ODTÜ Deniz Bilimleri’nden Oşinograf Prof. Dr. Emin Özsoy Kanal İstanbul’un insan eliyle yaratılmış bir felaket olacağını söyledi. İstanbul’da tek yeşil alanın kuzeyde olduğunu ve Kanal İstanbul ve mega projelerle tehdit altında olduğunu söyleyen Özsoy, “Bir arkadaşım ‘uzaydan bir çatlak gibi görünecek diyor’ Evet bence de çatlak bir proje” dedi.

Kentin yeşil alanlarının yok olacağı gerçeği göz ardı ediliyor. Su kaynaklarının tükeneceğine dair ise büyük bir risk söz konusu.

Tüm dünya gelecekteki su sıkıntısını nasıl çözeriz diye düşünürken, bizimkiler kentin mevcut içme suyu kaynaklarını nasıl tüketiriz, derdinde adeta.

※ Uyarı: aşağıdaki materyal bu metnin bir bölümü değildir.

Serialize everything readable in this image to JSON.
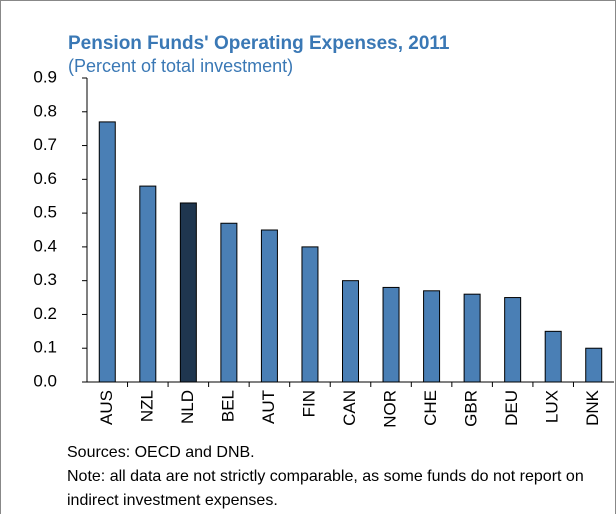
{
  "chart_data": {
    "type": "bar",
    "title": "Pension Funds' Operating Expenses, 2011",
    "subtitle": "(Percent of total investment)",
    "categories": [
      "AUS",
      "NZL",
      "NLD",
      "BEL",
      "AUT",
      "FIN",
      "CAN",
      "NOR",
      "CHE",
      "GBR",
      "DEU",
      "LUX",
      "DNK"
    ],
    "values": [
      0.77,
      0.58,
      0.53,
      0.47,
      0.45,
      0.4,
      0.3,
      0.28,
      0.27,
      0.26,
      0.25,
      0.15,
      0.1
    ],
    "colors": [
      "#4a7fb5",
      "#4a7fb5",
      "#1f364f",
      "#4a7fb5",
      "#4a7fb5",
      "#4a7fb5",
      "#4a7fb5",
      "#4a7fb5",
      "#4a7fb5",
      "#4a7fb5",
      "#4a7fb5",
      "#4a7fb5",
      "#4a7fb5"
    ],
    "ylim": [
      0,
      0.9
    ],
    "yticks": [
      {
        "value": 0,
        "label": "0.0"
      },
      0.1,
      0.2,
      0.3,
      0.4,
      0.5,
      0.6,
      0.7,
      0.8,
      0.9
    ],
    "grid": false,
    "sources": "Sources: OECD and DNB.",
    "note": "Note: all data are not strictly comparable, as some funds do not report on indirect investment expenses."
  }
}
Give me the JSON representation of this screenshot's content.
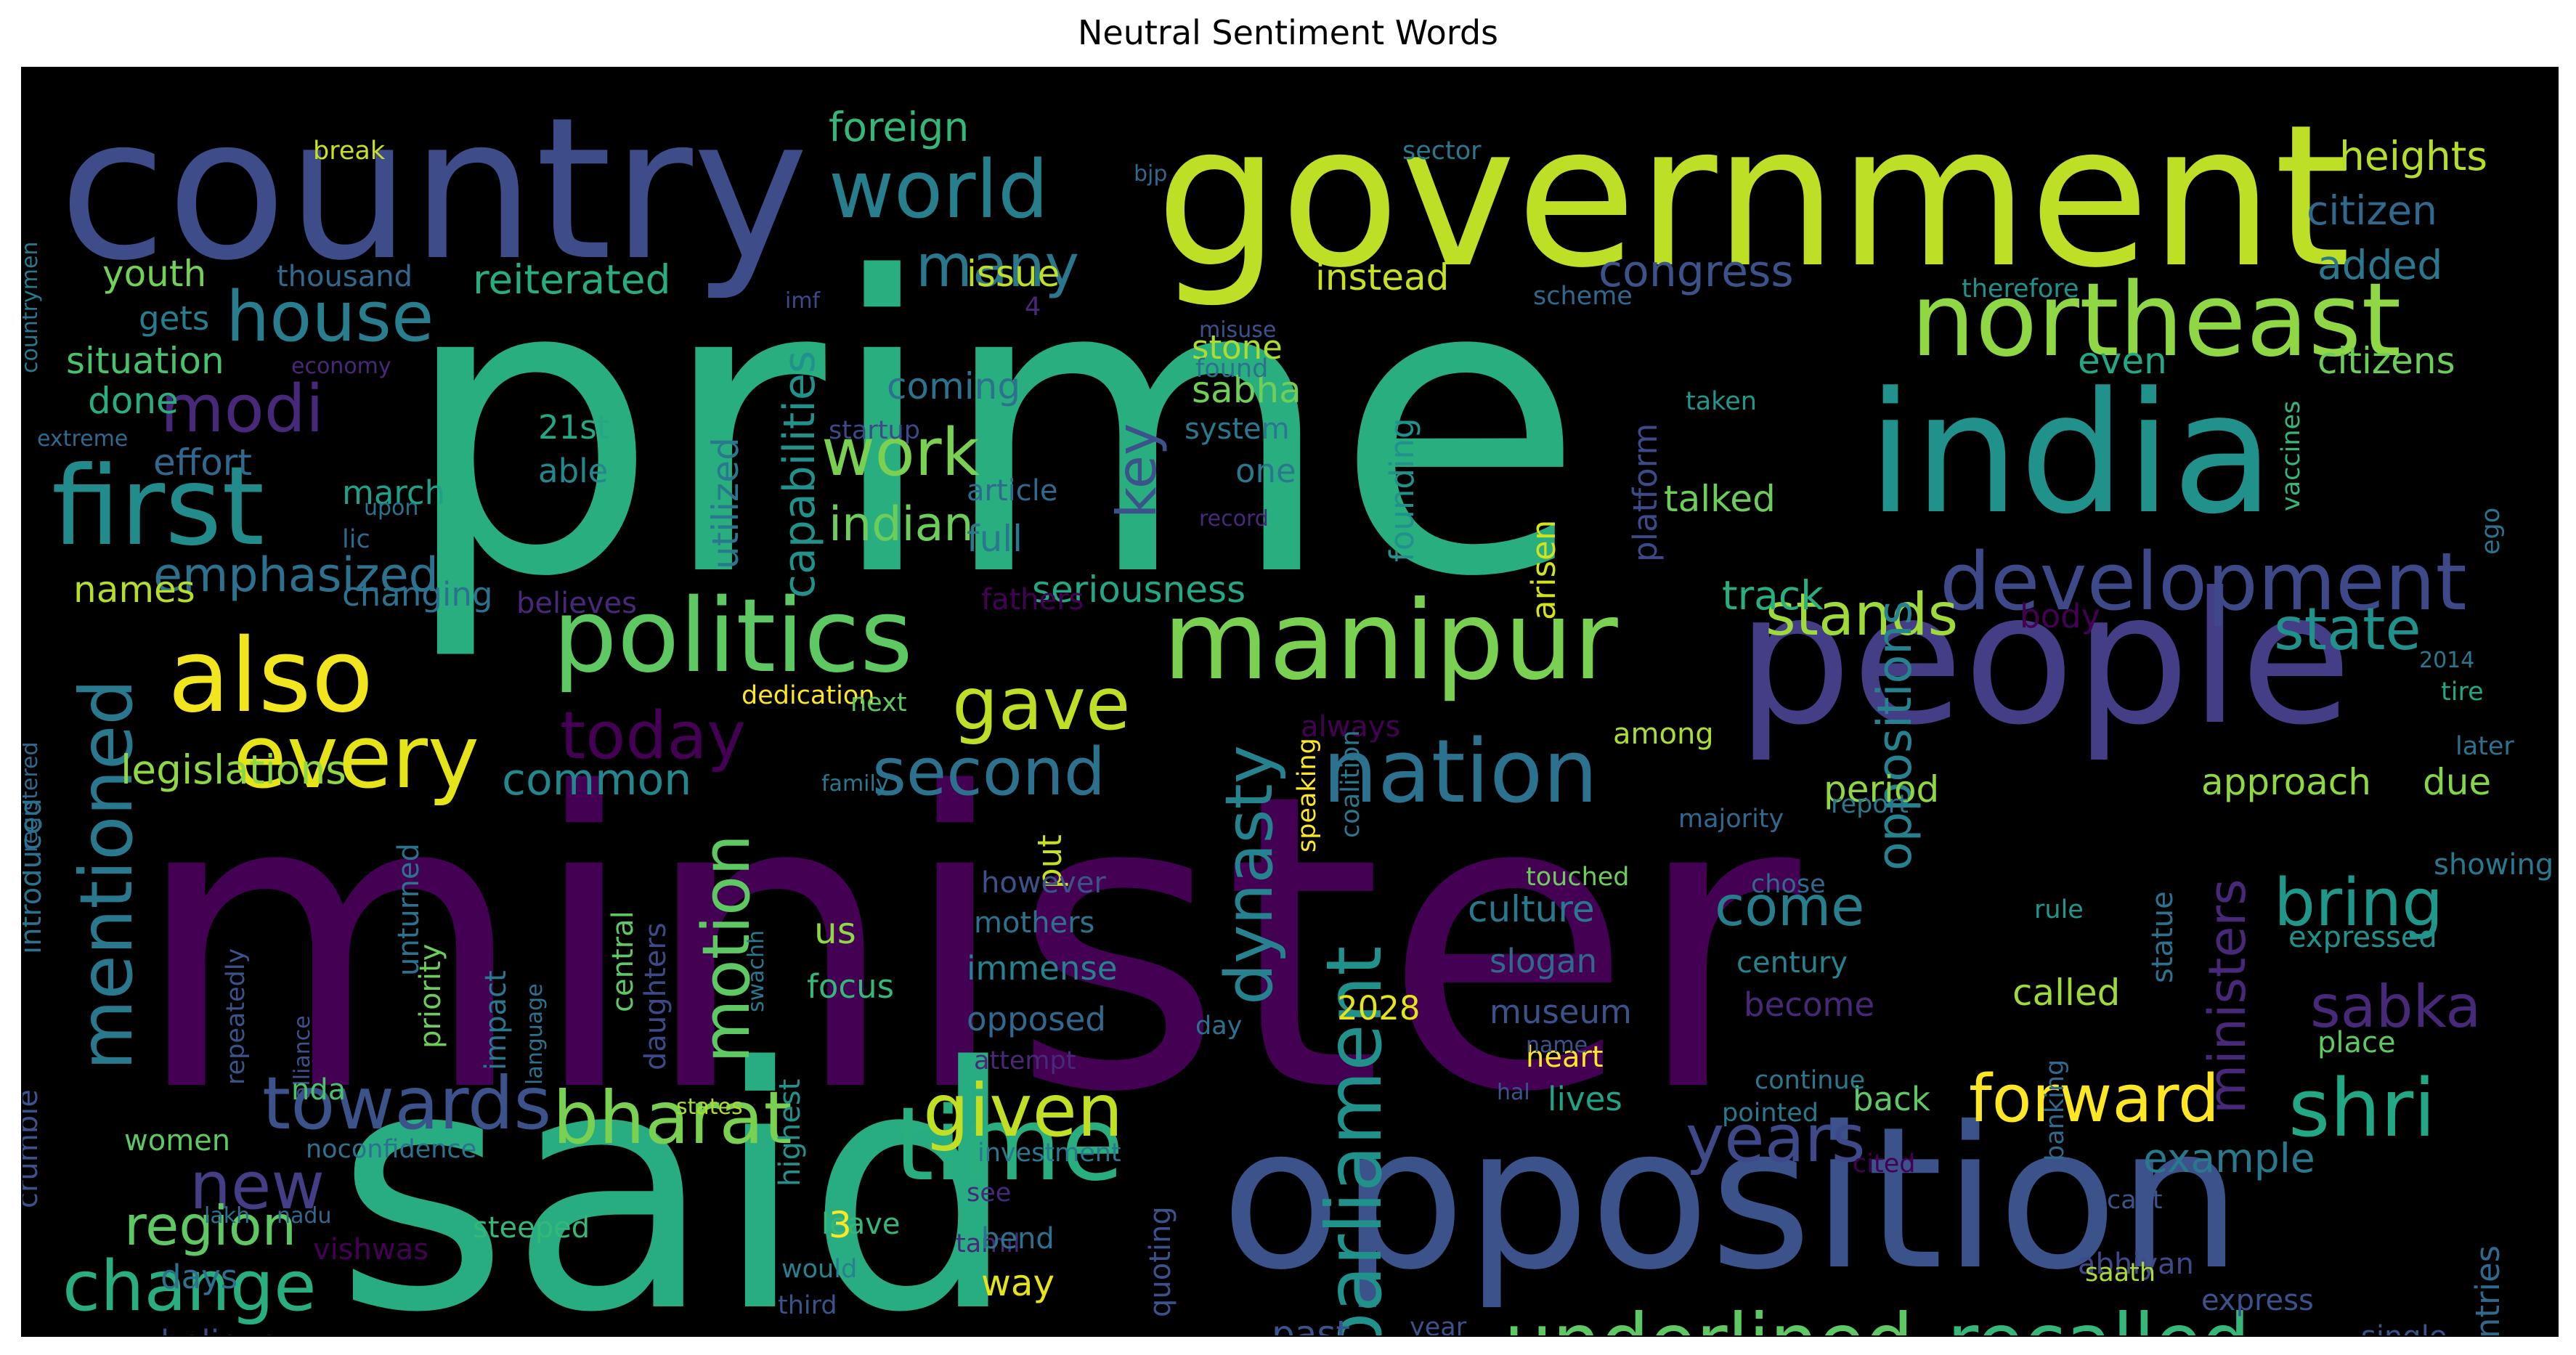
{
  "title": "Neutral Sentiment Words",
  "colors": {
    "background": "#000000",
    "palette": [
      "#440154",
      "#3b528b",
      "#21918c",
      "#5ec962",
      "#fde725",
      "#31688e",
      "#35b779",
      "#90d743",
      "#443983",
      "#2a788e"
    ]
  },
  "words": [
    {
      "text": "minister",
      "c": "#440154"
    },
    {
      "text": "prime",
      "c": "#29af7f"
    },
    {
      "text": "said",
      "c": "#27ad81"
    },
    {
      "text": "government",
      "c": "#bddf26"
    },
    {
      "text": "country",
      "c": "#3e4c8a"
    },
    {
      "text": "opposition",
      "c": "#3b528b"
    },
    {
      "text": "people",
      "c": "#433e85"
    },
    {
      "text": "india",
      "c": "#21918c"
    },
    {
      "text": "manipur",
      "c": "#7ad151"
    },
    {
      "text": "politics",
      "c": "#5ec962"
    },
    {
      "text": "northeast",
      "c": "#8fd744"
    },
    {
      "text": "time",
      "c": "#29af7f"
    },
    {
      "text": "development",
      "c": "#3e4989"
    },
    {
      "text": "first",
      "c": "#228c8d"
    },
    {
      "text": "also",
      "c": "#f1e51d"
    },
    {
      "text": "every",
      "c": "#e5e419"
    },
    {
      "text": "mentioned",
      "c": "#2a788e"
    },
    {
      "text": "underlined",
      "c": "#5ec962"
    },
    {
      "text": "recalled",
      "c": "#35b779"
    },
    {
      "text": "nation",
      "c": "#2c728e"
    },
    {
      "text": "world",
      "c": "#277f8e"
    },
    {
      "text": "house",
      "c": "#287d8e"
    },
    {
      "text": "modi",
      "c": "#482878"
    },
    {
      "text": "today",
      "c": "#440154"
    },
    {
      "text": "towards",
      "c": "#3b528b"
    },
    {
      "text": "bharat",
      "c": "#7ad151"
    },
    {
      "text": "given",
      "c": "#c2df23"
    },
    {
      "text": "years",
      "c": "#3e4989"
    },
    {
      "text": "shri",
      "c": "#22a884"
    },
    {
      "text": "forward",
      "c": "#fde725"
    },
    {
      "text": "change",
      "c": "#29af7f"
    },
    {
      "text": "second",
      "c": "#2c728e"
    },
    {
      "text": "parliament",
      "c": "#21918c"
    },
    {
      "text": "motion",
      "c": "#5ec962"
    },
    {
      "text": "dynasty",
      "c": "#26828e"
    },
    {
      "text": "state",
      "c": "#21918c"
    },
    {
      "text": "stands",
      "c": "#9fda3a"
    },
    {
      "text": "gave",
      "c": "#bddf26"
    },
    {
      "text": "work",
      "c": "#7ad151"
    },
    {
      "text": "many",
      "c": "#2a788e"
    },
    {
      "text": "bring",
      "c": "#1f988b"
    },
    {
      "text": "sabka",
      "c": "#482878"
    },
    {
      "text": "come",
      "c": "#277f8e"
    },
    {
      "text": "new",
      "c": "#433e85"
    },
    {
      "text": "region",
      "c": "#5ec962"
    },
    {
      "text": "key",
      "c": "#3b528b"
    },
    {
      "text": "indian",
      "c": "#6ccd5a"
    },
    {
      "text": "emphasized",
      "c": "#2c728e"
    },
    {
      "text": "legislations",
      "c": "#8fd744"
    },
    {
      "text": "common",
      "c": "#23888e"
    },
    {
      "text": "ministers",
      "c": "#482878"
    },
    {
      "text": "oppositions",
      "c": "#26828e"
    },
    {
      "text": "congress",
      "c": "#3b528b"
    },
    {
      "text": "foreign",
      "c": "#35b779"
    },
    {
      "text": "heights",
      "c": "#b5de2b"
    },
    {
      "text": "citizen",
      "c": "#31688e"
    },
    {
      "text": "added",
      "c": "#2a788e"
    },
    {
      "text": "citizens",
      "c": "#6ccd5a"
    },
    {
      "text": "even",
      "c": "#22a884"
    },
    {
      "text": "reiterated",
      "c": "#27ad81"
    },
    {
      "text": "issue",
      "c": "#bddf26"
    },
    {
      "text": "instead",
      "c": "#c8e020"
    },
    {
      "text": "youth",
      "c": "#73d056"
    },
    {
      "text": "thousand",
      "c": "#31688e"
    },
    {
      "text": "gets",
      "c": "#277f8e"
    },
    {
      "text": "situation",
      "c": "#4ac16d"
    },
    {
      "text": "done",
      "c": "#29af7f"
    },
    {
      "text": "effort",
      "c": "#31688e"
    },
    {
      "text": "march",
      "c": "#1fa188"
    },
    {
      "text": "names",
      "c": "#b5de2b"
    },
    {
      "text": "changing",
      "c": "#2c728e"
    },
    {
      "text": "coming",
      "c": "#2c728e"
    },
    {
      "text": "capabilities",
      "c": "#21918c"
    },
    {
      "text": "utilized",
      "c": "#2a788e"
    },
    {
      "text": "21st",
      "c": "#22a884"
    },
    {
      "text": "able",
      "c": "#23888e"
    },
    {
      "text": "stone",
      "c": "#aadc32"
    },
    {
      "text": "sabha",
      "c": "#70cf57"
    },
    {
      "text": "found",
      "c": "#2c728e"
    },
    {
      "text": "system",
      "c": "#2a788e"
    },
    {
      "text": "one",
      "c": "#2a788e"
    },
    {
      "text": "article",
      "c": "#31688e"
    },
    {
      "text": "full",
      "c": "#2a788e"
    },
    {
      "text": "seriousness",
      "c": "#22a884"
    },
    {
      "text": "fathers",
      "c": "#440154"
    },
    {
      "text": "believes",
      "c": "#482878"
    },
    {
      "text": "founding",
      "c": "#21918c"
    },
    {
      "text": "arisen",
      "c": "#d2e21b"
    },
    {
      "text": "platform",
      "c": "#3e4989"
    },
    {
      "text": "talked",
      "c": "#6ccd5a"
    },
    {
      "text": "track",
      "c": "#29af7f"
    },
    {
      "text": "body",
      "c": "#440154"
    },
    {
      "text": "period",
      "c": "#90d743"
    },
    {
      "text": "approach",
      "c": "#8fd744"
    },
    {
      "text": "due",
      "c": "#86d549"
    },
    {
      "text": "among",
      "c": "#aadc32"
    },
    {
      "text": "always",
      "c": "#440154"
    },
    {
      "text": "culture",
      "c": "#2a788e"
    },
    {
      "text": "slogan",
      "c": "#31688e"
    },
    {
      "text": "century",
      "c": "#26828e"
    },
    {
      "text": "become",
      "c": "#482878"
    },
    {
      "text": "called",
      "c": "#9fda3a"
    },
    {
      "text": "museum",
      "c": "#3b528b"
    },
    {
      "text": "heart",
      "c": "#fde725"
    },
    {
      "text": "lives",
      "c": "#20a386"
    },
    {
      "text": "back",
      "c": "#5ec962"
    },
    {
      "text": "example",
      "c": "#2a788e"
    },
    {
      "text": "2028",
      "c": "#e5e419"
    },
    {
      "text": "us",
      "c": "#8fd744"
    },
    {
      "text": "focus",
      "c": "#35b779"
    },
    {
      "text": "mothers",
      "c": "#2c728e"
    },
    {
      "text": "immense",
      "c": "#26828e"
    },
    {
      "text": "opposed",
      "c": "#31688e"
    },
    {
      "text": "attempt",
      "c": "#482878"
    },
    {
      "text": "day",
      "c": "#2c728e"
    },
    {
      "text": "put",
      "c": "#c8e020"
    },
    {
      "text": "however",
      "c": "#3b528b"
    },
    {
      "text": "speaking",
      "c": "#fde725"
    },
    {
      "text": "coalition",
      "c": "#2a788e"
    },
    {
      "text": "name",
      "c": "#3b528b"
    },
    {
      "text": "continue",
      "c": "#2a788e"
    },
    {
      "text": "pointed",
      "c": "#2a788e"
    },
    {
      "text": "hal",
      "c": "#3b528b"
    },
    {
      "text": "cited",
      "c": "#440154"
    },
    {
      "text": "cant",
      "c": "#3b528b"
    },
    {
      "text": "banking",
      "c": "#31688e"
    },
    {
      "text": "abhiyan",
      "c": "#3e4989"
    },
    {
      "text": "saath",
      "c": "#aadc32"
    },
    {
      "text": "chose",
      "c": "#31688e"
    },
    {
      "text": "touched",
      "c": "#6ccd5a"
    },
    {
      "text": "majority",
      "c": "#31688e"
    },
    {
      "text": "report",
      "c": "#2a788e"
    },
    {
      "text": "rule",
      "c": "#1f988b"
    },
    {
      "text": "statue",
      "c": "#2c728e"
    },
    {
      "text": "expressed",
      "c": "#21918c"
    },
    {
      "text": "showing",
      "c": "#2a788e"
    },
    {
      "text": "place",
      "c": "#5ec962"
    },
    {
      "text": "express",
      "c": "#3b528b"
    },
    {
      "text": "countries",
      "c": "#31688e"
    },
    {
      "text": "single",
      "c": "#3b528b"
    },
    {
      "text": "later",
      "c": "#2c728e"
    },
    {
      "text": "tire",
      "c": "#22a884"
    },
    {
      "text": "ego",
      "c": "#2c728e"
    },
    {
      "text": "vaccines",
      "c": "#35b779"
    },
    {
      "text": "taken",
      "c": "#1f988b"
    },
    {
      "text": "2014",
      "c": "#2a788e"
    },
    {
      "text": "therefore",
      "c": "#21918c"
    },
    {
      "text": "scheme",
      "c": "#31688e"
    },
    {
      "text": "sector",
      "c": "#2a788e"
    },
    {
      "text": "bjp",
      "c": "#31688e"
    },
    {
      "text": "imf",
      "c": "#3e4989"
    },
    {
      "text": "4",
      "c": "#482878"
    },
    {
      "text": "misuse",
      "c": "#3b528b"
    },
    {
      "text": "startup",
      "c": "#3e4989"
    },
    {
      "text": "record",
      "c": "#482878"
    },
    {
      "text": "break",
      "c": "#c8e020"
    },
    {
      "text": "countrymen",
      "c": "#2a788e"
    },
    {
      "text": "economy",
      "c": "#482878"
    },
    {
      "text": "extreme",
      "c": "#31688e"
    },
    {
      "text": "upon",
      "c": "#2c728e"
    },
    {
      "text": "lic",
      "c": "#31688e"
    },
    {
      "text": "dedication",
      "c": "#fde725"
    },
    {
      "text": "next",
      "c": "#5ec962"
    },
    {
      "text": "family",
      "c": "#2a788e"
    },
    {
      "text": "registered",
      "c": "#31688e"
    },
    {
      "text": "introduced",
      "c": "#2c728e"
    },
    {
      "text": "repeatedly",
      "c": "#3b528b"
    },
    {
      "text": "alliance",
      "c": "#3b528b"
    },
    {
      "text": "unturned",
      "c": "#2c728e"
    },
    {
      "text": "priority",
      "c": "#6ccd5a"
    },
    {
      "text": "impact",
      "c": "#2a788e"
    },
    {
      "text": "language",
      "c": "#2c728e"
    },
    {
      "text": "central",
      "c": "#5ec962"
    },
    {
      "text": "daughters",
      "c": "#3e4989"
    },
    {
      "text": "swachh",
      "c": "#2a788e"
    },
    {
      "text": "highest",
      "c": "#21918c"
    },
    {
      "text": "states",
      "c": "#a8db34"
    },
    {
      "text": "investment",
      "c": "#2a788e"
    },
    {
      "text": "see",
      "c": "#482878"
    },
    {
      "text": "women",
      "c": "#5ec962"
    },
    {
      "text": "noconfidence",
      "c": "#2c728e"
    },
    {
      "text": "crumble",
      "c": "#3b528b"
    },
    {
      "text": "lakh",
      "c": "#2c728e"
    },
    {
      "text": "nadu",
      "c": "#31688e"
    },
    {
      "text": "nda",
      "c": "#4ac16d"
    },
    {
      "text": "vishwas",
      "c": "#440154"
    },
    {
      "text": "days",
      "c": "#2c728e"
    },
    {
      "text": "believe",
      "c": "#3e4989"
    },
    {
      "text": "steeped",
      "c": "#35b779"
    },
    {
      "text": "leave",
      "c": "#35b779"
    },
    {
      "text": "3",
      "c": "#fde725"
    },
    {
      "text": "would",
      "c": "#26828e"
    },
    {
      "text": "third",
      "c": "#3b528b"
    },
    {
      "text": "tamil",
      "c": "#482878"
    },
    {
      "text": "bend",
      "c": "#2c728e"
    },
    {
      "text": "quoting",
      "c": "#3b528b"
    },
    {
      "text": "way",
      "c": "#e5e419"
    },
    {
      "text": "past",
      "c": "#3b528b"
    },
    {
      "text": "year",
      "c": "#3b528b"
    },
    {
      "text": "home",
      "c": "#2a788e"
    }
  ]
}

Panelde İTÜ Jeoloji Mühendisliği öğretim üyesi Prof. Dr. Naci Görür ise Kanal İstanbul’u deprem riski açısından değerlendirdi. “Tüm bunlara rağmen evet yapılabilir. Ancak ne için? Attığımız taş ürküttüğümüz kurbağaya değmiyor. İnanılmaz bir kazı, dolgu, gürültü, kirlilik olacak. Doğu Trakya’nın neredeyse tüm drenaj sistemi etkilenecek. Yeraltı suları etkilenecek. Kanal İstanbul demek daha fazla yapı daha fazla göç demek. Olası deprem riski açısından da daha fazla kayıp demek.”

Kentin ve hatta tüm bölgenin geleceğini tehdit eden bu proje, bir kanal açmak ve bir ada meydana getirmek gibi çılgın bir şey hedefliyor. Etraflıca düşünmeyip, sadece “bizim de bir Manhattan’ımız olsa fena mı olur?” yüzeyselliğinde kalırsak gerçekleri göremeyiz.

İktidara soracak olursanız, ülkemize kazandırdıkları bu ‘eserle’ övünürler. Oysa ortada bir eser yok. Var olanı yok edecek, memleketi başımıza yıkacak projelere biz eser değil, felaket diyoruz.

Bilim insanlarına neden danışılmadığını daha iyi anlıyoruz, değil mi? Böyle sorunlu bir proje hakkında aklı başında her bilim adamı “bir dakika” diyecektir.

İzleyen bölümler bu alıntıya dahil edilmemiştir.